I wanted this to feel fluid, and it was perhaps too fluid. Though I doubt there can be a regimented space to ask people to reveal themselves – their stories and their bodies. After completing the shoot, I feel like I would work on structure more the next time but I also wonder how to get a bunch of people in one place at one time to have deep conversations with strangers and possibly get naked. It’s a lot of upfront intimacy expected in a quick amount of time. What we experienced was beautiful. The process made me feel more connected to a coalition community space (including deepening connections to Jim and Regan, as well as making friends with some fierce femmes who have influence by work) and more comfortable in my body. Coming soon will be edited footage and images from this fantastic happening. Much much gratitude to the artists who gave their time and my comrades for sharing themselves with this process!
Grateful to have a wonderful wife and other chosen family sticking with me as bounced back from professional and personal losses (throughout my life – SH*T happens!). I won’t spend time speaking of the feelings of loss I have felt this year, as I have spent many months processing through it. It feels like water I have waded through and reached the beach. I’m a little tired of talking about the water tastes like, and how much energy it took to get to shore. The people who really care are there, especially when things get rough. My mom gets big shout-outs for rocking her growing love and support of the love Sara and I share. After breaking my thumb this summer, I also realized how much she taught me about dealing with OI: specifically recognizing fractures and rehabilitating body parts after fractures. It’s feels autonomic but I know she trained me with her nurse + OI mom ways! Ah, warm baths have been a life-long needLOVE and where I’ve moved my broken bones for the first time.

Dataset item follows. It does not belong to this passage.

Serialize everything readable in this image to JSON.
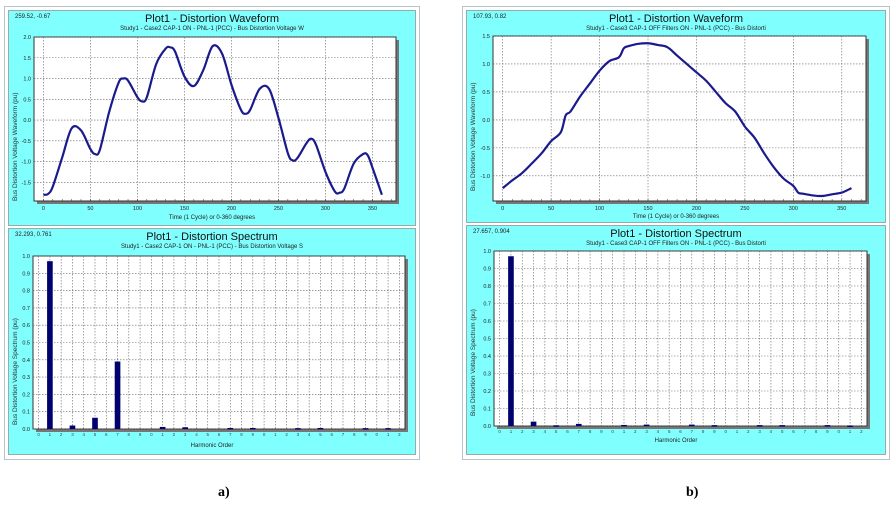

What’s next: Continuing to explore cooking new dishes, write about cripping domesticity, exploring video narrative sharing, getting a new wheelchair (hey, it only took a year for insurance to approve it! It’s here and I am reluctant to transition), NEW BLOG POSTS!!!, figure out which book to write and write it, along with working to find my way to be healthiest on my path. It’s time for my revolution. I trust the universe and its plan for me. I. AM. Grateful. Especially for YOU!